The Estonian Central Council in Canada, representing the estimated 40,000 Estonians living in Canada, developed two recent policy proposals to help do just that. First, the government of Estonia should establish a high level, ministerial position and office to help facilitate greater engagement, communications and coordination with our diaspora groups. By communicating national strategies and priorities, our diverse Estonian communities abroad, can be better directed to work together to support them.
A minister and their staff, who are focused on communicating and building cooperation in this highly specialized task, will be more effective than simply relying on Enterprise Estonia or our already over worked diplomats to do this. The rewards of this relatively inexpensive effort will be seen within a year or two and will further expand Estonia’s global footprint.
Second, the 200,000 Estonians living abroad require direct representation within the parliament in order to energize engagement and secure their Estonian identities. The Estonian Central Council in Canada has suggested that one or two seats be offered for representatives who will be elected by the Estonian diaspora – one seat for Canada, the US and Australia, and the other for Europe. Like their counterparts in France, Italy, Portugal or Latvia, these representatives will engage in the national debate and vote on Estonian legislation.
We recognize the amendment of Estonian elections laws may take time. In the meantime, we recommend that a standing parliamentary committee on diaspora affairs be created. The recently created parliamentary friendship committee, headed by Marianne Mikko (a social democrat MP – editor) is a positive first step.

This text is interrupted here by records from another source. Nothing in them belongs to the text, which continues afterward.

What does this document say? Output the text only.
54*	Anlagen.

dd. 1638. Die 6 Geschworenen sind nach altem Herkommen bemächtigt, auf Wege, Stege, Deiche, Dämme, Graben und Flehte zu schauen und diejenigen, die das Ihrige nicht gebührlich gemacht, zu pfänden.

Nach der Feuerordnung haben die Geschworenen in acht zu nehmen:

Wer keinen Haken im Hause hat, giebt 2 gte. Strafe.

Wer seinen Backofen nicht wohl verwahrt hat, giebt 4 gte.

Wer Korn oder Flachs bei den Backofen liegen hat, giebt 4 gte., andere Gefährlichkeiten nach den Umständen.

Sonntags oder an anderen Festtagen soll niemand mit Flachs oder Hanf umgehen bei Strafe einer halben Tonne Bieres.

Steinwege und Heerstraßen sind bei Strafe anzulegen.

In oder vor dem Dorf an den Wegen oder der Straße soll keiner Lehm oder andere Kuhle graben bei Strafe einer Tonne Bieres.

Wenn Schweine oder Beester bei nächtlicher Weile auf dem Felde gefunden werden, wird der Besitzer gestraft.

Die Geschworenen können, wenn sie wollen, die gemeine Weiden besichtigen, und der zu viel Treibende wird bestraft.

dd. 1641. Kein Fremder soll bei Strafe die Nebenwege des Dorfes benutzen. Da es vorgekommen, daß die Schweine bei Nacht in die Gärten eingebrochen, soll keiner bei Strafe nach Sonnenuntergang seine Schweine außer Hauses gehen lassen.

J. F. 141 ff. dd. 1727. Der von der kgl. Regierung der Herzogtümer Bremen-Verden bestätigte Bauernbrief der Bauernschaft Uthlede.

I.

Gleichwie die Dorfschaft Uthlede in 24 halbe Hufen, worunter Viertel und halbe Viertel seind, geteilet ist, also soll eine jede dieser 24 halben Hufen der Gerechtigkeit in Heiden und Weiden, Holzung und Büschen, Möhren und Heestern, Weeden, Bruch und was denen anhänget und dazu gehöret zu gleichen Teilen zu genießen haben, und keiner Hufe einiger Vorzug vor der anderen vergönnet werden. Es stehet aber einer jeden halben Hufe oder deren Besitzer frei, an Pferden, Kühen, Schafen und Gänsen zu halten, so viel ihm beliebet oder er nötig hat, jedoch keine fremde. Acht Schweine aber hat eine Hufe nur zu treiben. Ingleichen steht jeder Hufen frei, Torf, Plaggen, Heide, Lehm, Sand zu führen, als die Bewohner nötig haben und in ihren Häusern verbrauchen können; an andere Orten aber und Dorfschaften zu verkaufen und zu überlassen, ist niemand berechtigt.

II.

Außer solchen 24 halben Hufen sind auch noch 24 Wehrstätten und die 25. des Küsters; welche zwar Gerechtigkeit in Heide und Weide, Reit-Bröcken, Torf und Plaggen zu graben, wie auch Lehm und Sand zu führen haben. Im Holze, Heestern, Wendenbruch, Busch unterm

The committee would be comprised of parliamentarians and elected leaders of formally recognised global diaspora groups and co-chaired by a member of the Estonian parliament and a diaspora representative. The committee would address diaspora issues and how to improve communications and cooperation twice a year. A report from the committee would be tabled in the parliament, and the government would be required to respond to any recommendations made by this committee.

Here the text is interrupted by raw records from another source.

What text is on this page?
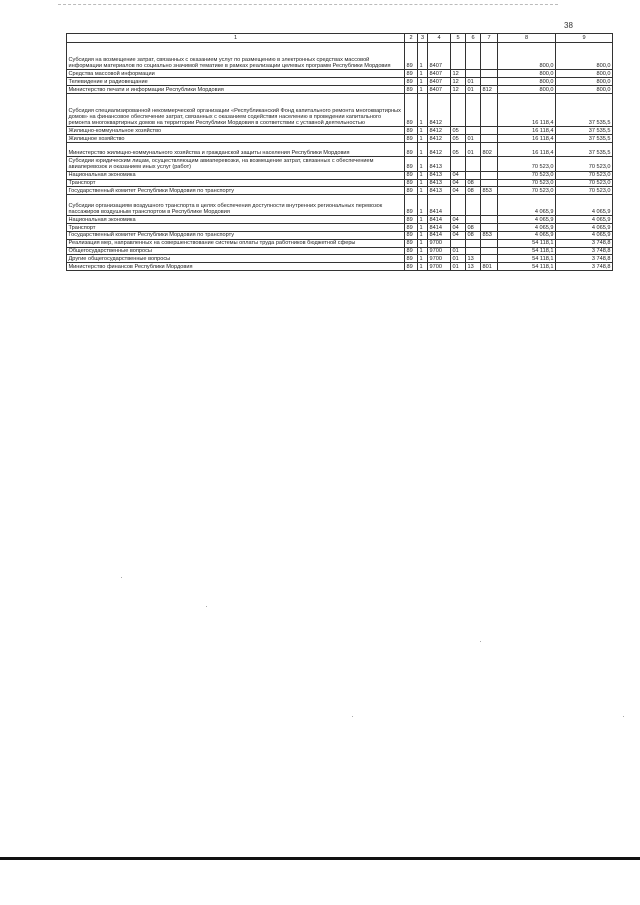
38
1	2	3	4	5	6	7	8	9
Субсидия на возмещение затрат, связанных с оказанием услуг по размещению в электронных средствах массовой информации материалов по социально значимой тематике в рамках реализации целевых программ Республики Мордовия	89	1	8407				800,0	800,0
Средства массовой информации	89	1	8407	12			800,0	800,0
Телевидение и радиовещание	89	1	8407	12	01		800,0	800,0
Министерство печати и информации Республики Мордовия	89	1	8407	12	01	812	800,0	800,0
Субсидия специализированной некоммерческой организации «Республиканский Фонд капитального ремонта многоквартирных домов» на финансовое обеспечение затрат, связанных с оказанием содействия населению в проведении капитального ремонта многоквартирных домов на территории Республики Мордовия в соответствии с уставной деятельностью	89	1	8412				16 118,4	37 535,5
Жилищно-коммунальное хозяйство	89	1	8412	05			16 118,4	37 535,5
Жилищное хозяйство	89	1	8412	05	01		16 118,4	37 535,5
Министерство жилищно-коммунального хозяйства и гражданской защиты населения Республики Мордовия	89	1	8412	05	01	802	16 118,4	37 535,5
Субсидии юридическим лицам, осуществляющим авиаперевозки, на возмещение затрат, связанных с обеспечением авиаперевозок и оказанием иных услуг (работ)	89	1	8413				70 523,0	70 523,0
Национальная экономика	89	1	8413	04			70 523,0	70 523,0
Транспорт	89	1	8413	04	08		70 523,0	70 523,0
Государственный комитет Республики Мордовия по транспорту	89	1	8413	04	08	853	70 523,0	70 523,0
Субсидии организациям воздушного транспорта в целях обеспечения доступности внутренних региональных перевозок пассажиров воздушным транспортом в Республике Мордовия	89	1	8414				4 065,9	4 065,9
Национальная экономика	89	1	8414	04			4 065,9	4 065,9
Транспорт	89	1	8414	04	08		4 065,9	4 065,9
Государственный комитет Республики Мордовия по транспорту	89	1	8414	04	08	853	4 065,9	4 065,9
Реализация мер, направленных на совершенствование системы оплаты труда работников бюджетной сферы	89	1	9700				54 118,1	3 748,8
Общегосударственные вопросы	89	1	9700	01			54 118,1	3 748,8
Другие общегосударственные вопросы	89	1	9700	01	13		54 118,1	3 748,8
Министерство финансов Республики Мордовия	89	1	9700	01	13	801	54 118,1	3 748,8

Improving and developing deeper ties between the international and domestic Estonian communities is critical to the growth and survival of our nation. The proposals to do this deserve serious consideration by the Estonian government to improve and establish a permanent channel of engagement.
As historian Imbi Paju and the former president, Lennart Meri, have said, “eestlus peab olema kui globaalne küla” (“Being Estonian has to be like a global village”). As a nation of global Estonians, we are stronger and will continue to grow far into the future.